October 22, 2014–Fifty-two years ago today President John F. Kennedy made a nationwide television address from the Oval Office to reveal that U.S. intelligence had discovered the Soviet Union was sending nuclear-armed missiles to Cuba. The news was stunning, and inaugurated one of the most dangerous crises of the Cold War. President Kennedy and those around him knew that dangers lurked, so for over a week after receiving the critical intelligence they took measures to keep it a secret. That secrecy had a point. It helped Kennedy craft a response to the Soviet move before the political pressures of the crisis began to mount.

There are secrets that are important, that are legitimate, that serve to protect United States national security. The discovery of missiles in Cuba, until the president chose to reveal them, was one. But in the years since the secrecy system has gotten out of control. Readers of this space will know that I write often of this. Today I am driven to do so again. The morning papers report that Leon Panetta, erstwhile director of the Central Intelligence Agency, who has just published a memoir, had to fight the agency to get his book into print. The Panetta book, called Worthy Fights, has now become an example of secrecy with no point, of the CIA’s addiction to cloaking its dagger, and its delusion that it can hide behind classification regulations.

In point of fact Panetta was a light touch. He has nothing bad to say about the CIA, supported its activities as director, and avoids going near such controversies as Langley’s fight with Senate overseers seeking to examine its torture projects–a fight that began on Leon Panetta’s watch. Worthy Fights is complimentary to the agency and its people. Why should former director Panetta have had a problem?

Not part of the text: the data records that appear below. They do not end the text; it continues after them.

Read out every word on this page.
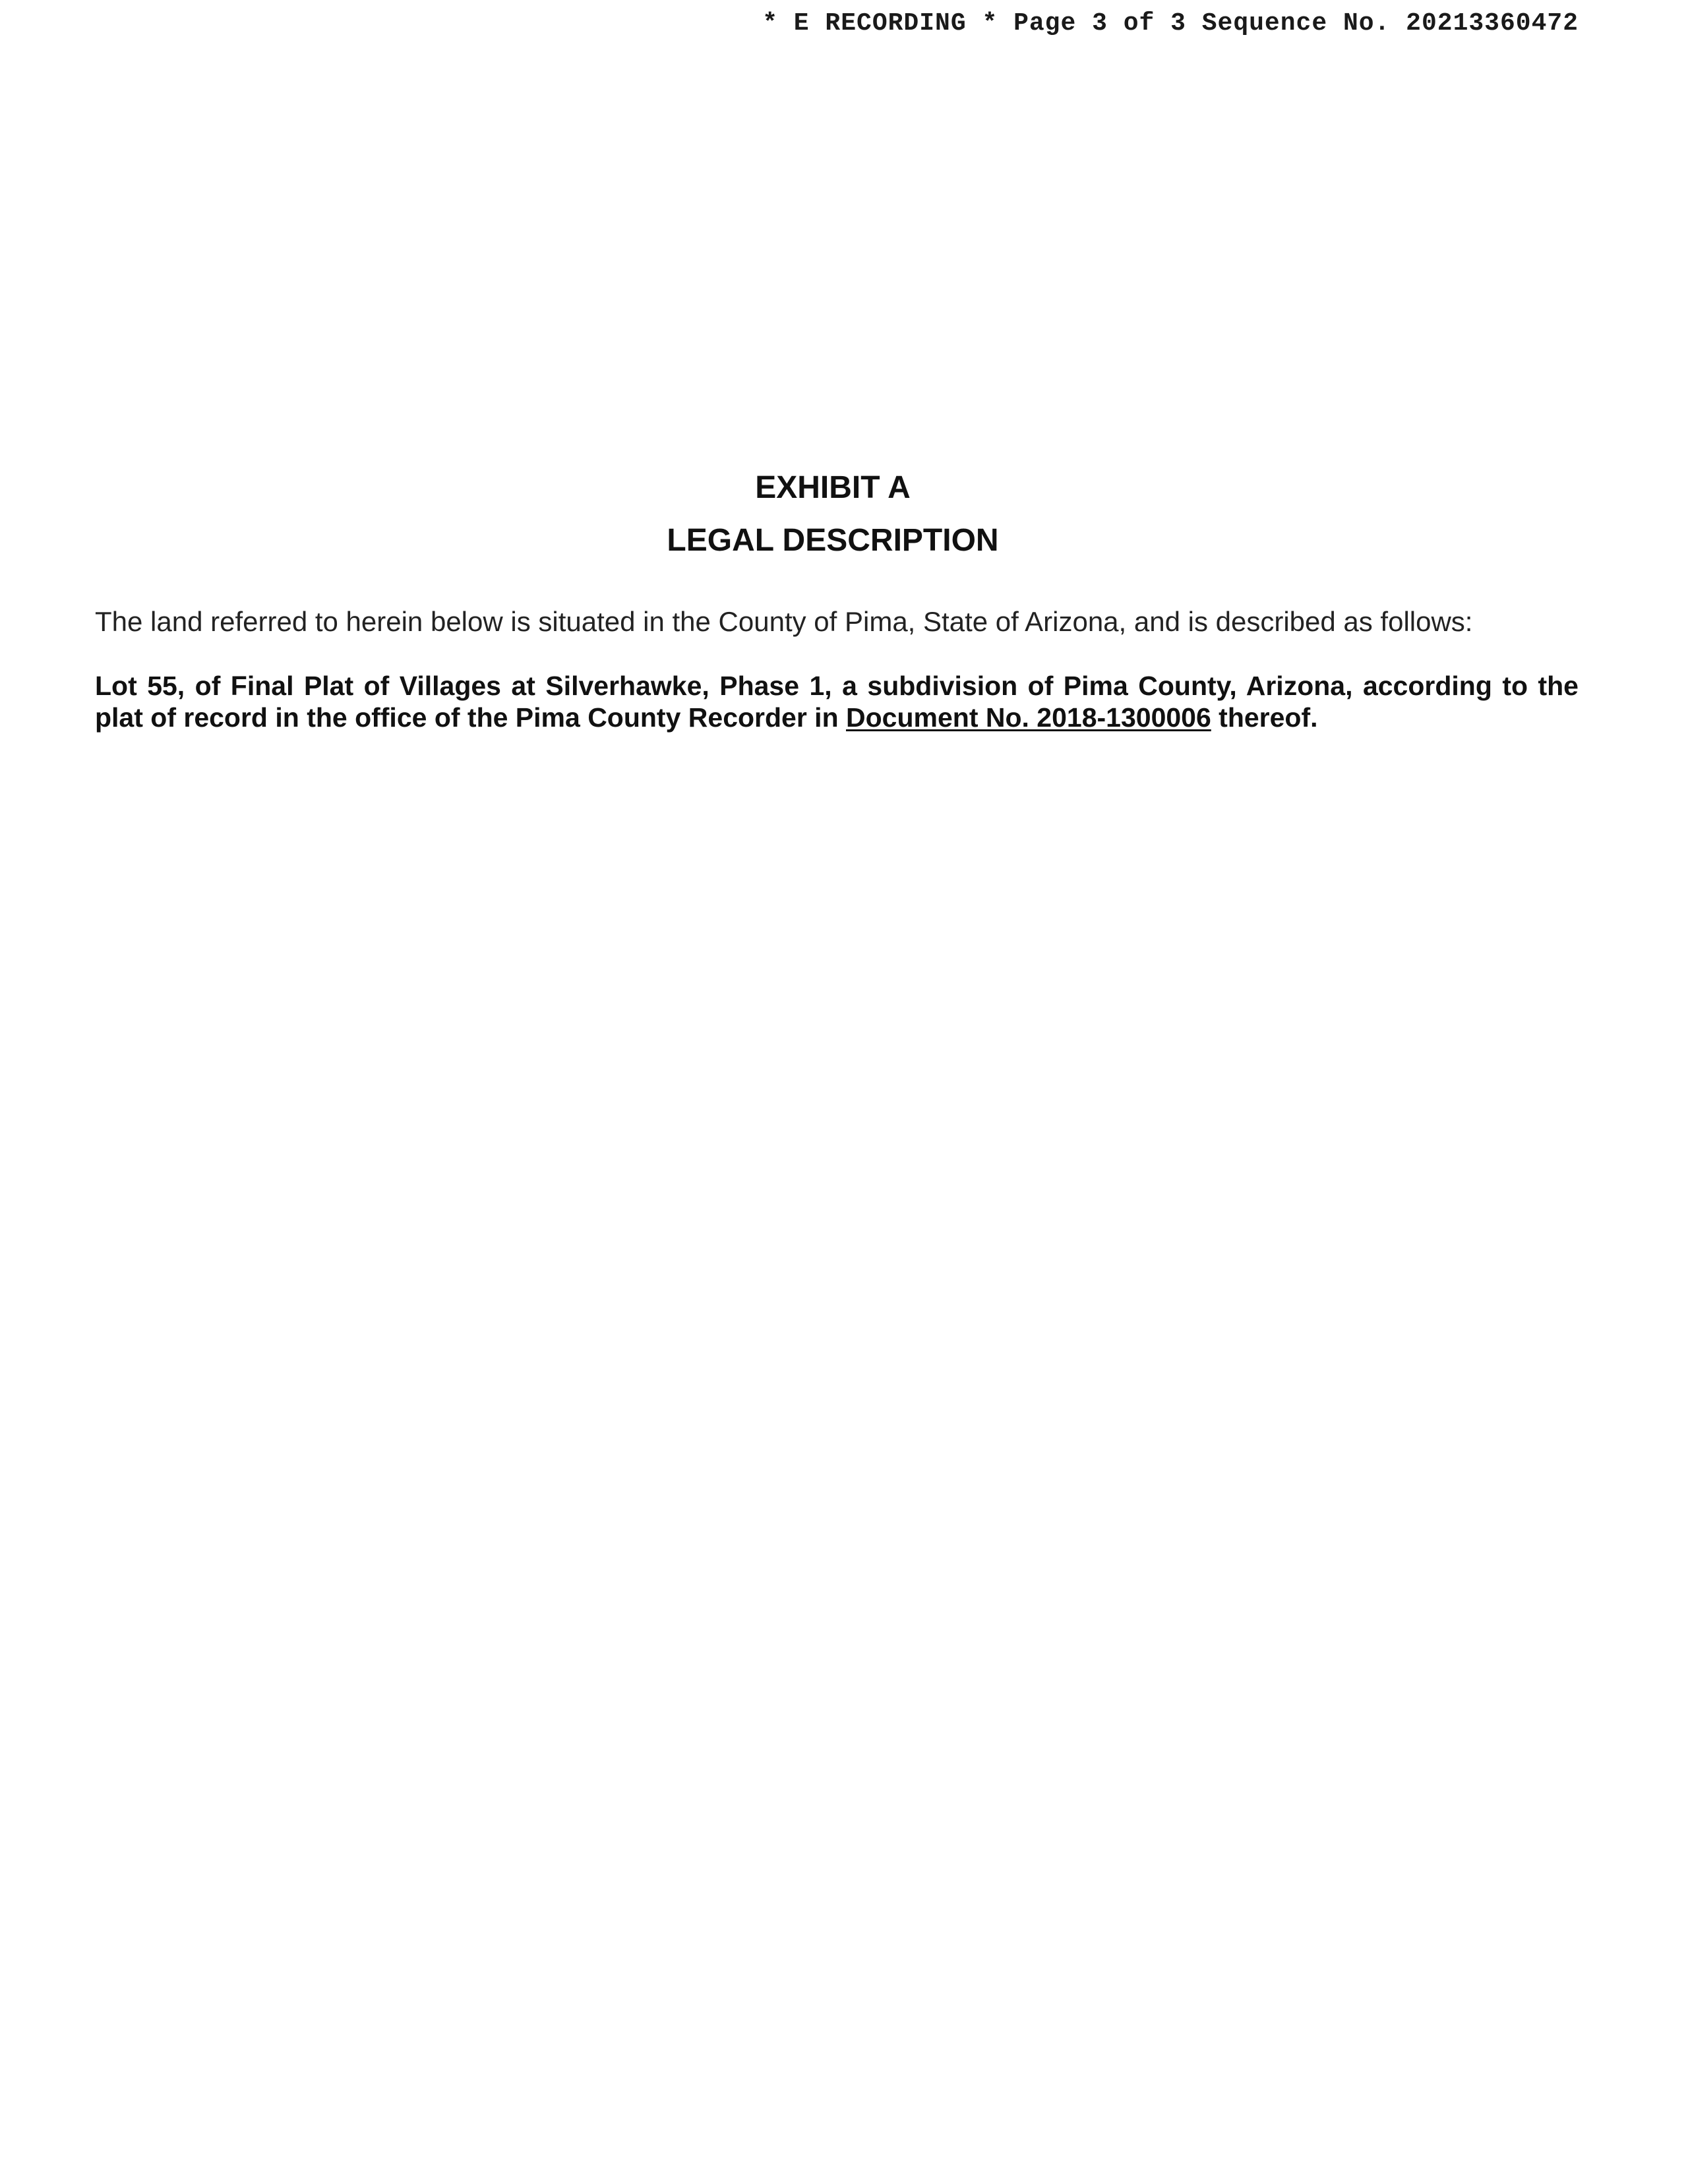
* E RECORDING * Page 3 of 3 Sequence No. 20213360472
EXHIBIT A
LEGAL DESCRIPTION
The land referred to herein below is situated in the County of Pima, State of Arizona, and is described as follows:
Lot 55, of Final Plat of Villages at Silverhawke, Phase 1, a subdivision of Pima County, Arizona, according to the plat of record in the office of the Pima County Recorder in Document No. 2018-1300006 thereof.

As the holder of a security clearance that entitled him to view top secret information Leon Panetta signed a contract that bound him to submit things he writes about the agency to a CIA unit called the Publications Review Board. This board operates under regulations that specifically prohibit it from withholding its approval on any grounds other than dangers to national security–but as I showed at great length in my book The Family Jewels those rules are often honored in the breach.

The Publications Review Board (PRB) was created in the late 1970s during the Carter administration. The only CIA director writing a memoir at the time was Bill Colby and he ended up with a $10,000 fine levied against him for going to press before the board had approved. Admiral Stansfield Turner was the director at the time PRB emerged. When Turner wrote his own memoir later, the PRB obstructed him at every turn. The admiral estimated that he spent as much as fifteen percent of his time on that project just dealing with the Review Board. Much of Stan Turner’s text ended up on the cutting room floor.

Only two of the eight CIA directors between Turner and Panetta ever attempted memoirs (Robert M. Gates, George J. Tenet), plus there was Richard Helms, whose tenure had preceded the existence of this system. All of them went through the PRB wringer. All of them have commented on the Review Board’s work as usually helpful and courteous. What happened? The war on terror.

All the memoirs just mentioned were far more substantive than Leon Panetta’s panegyric. Panetta might have been critical of Barack Obama but of CIA he is very complementary. But the PRB sat on his manuscript, risking his publication schedule. The Washington Post reports that the former director finally appealed the delays to his present successor, John Brennan. On specifics of the text Panetta complained to a Brennan deputy that the Review Board demanded excessive changes. He failed. The Post reports, “even signature moments of [Panetta’s] tenure that were covered extensively in the press are obscured.”

As a result, you won’t get the low down on CIA drones, or on its torture projects, from Leon Panetta. Nor, as discussed here previously (“Senate Torture Report 1.75,” July 27, 2014), will you get it from John Brennan. The agency whose mission is to tell the truth is heavily invested in an effort to mislead the public at any cost. Regulations be damned. That is the Publications Review Board doing its job.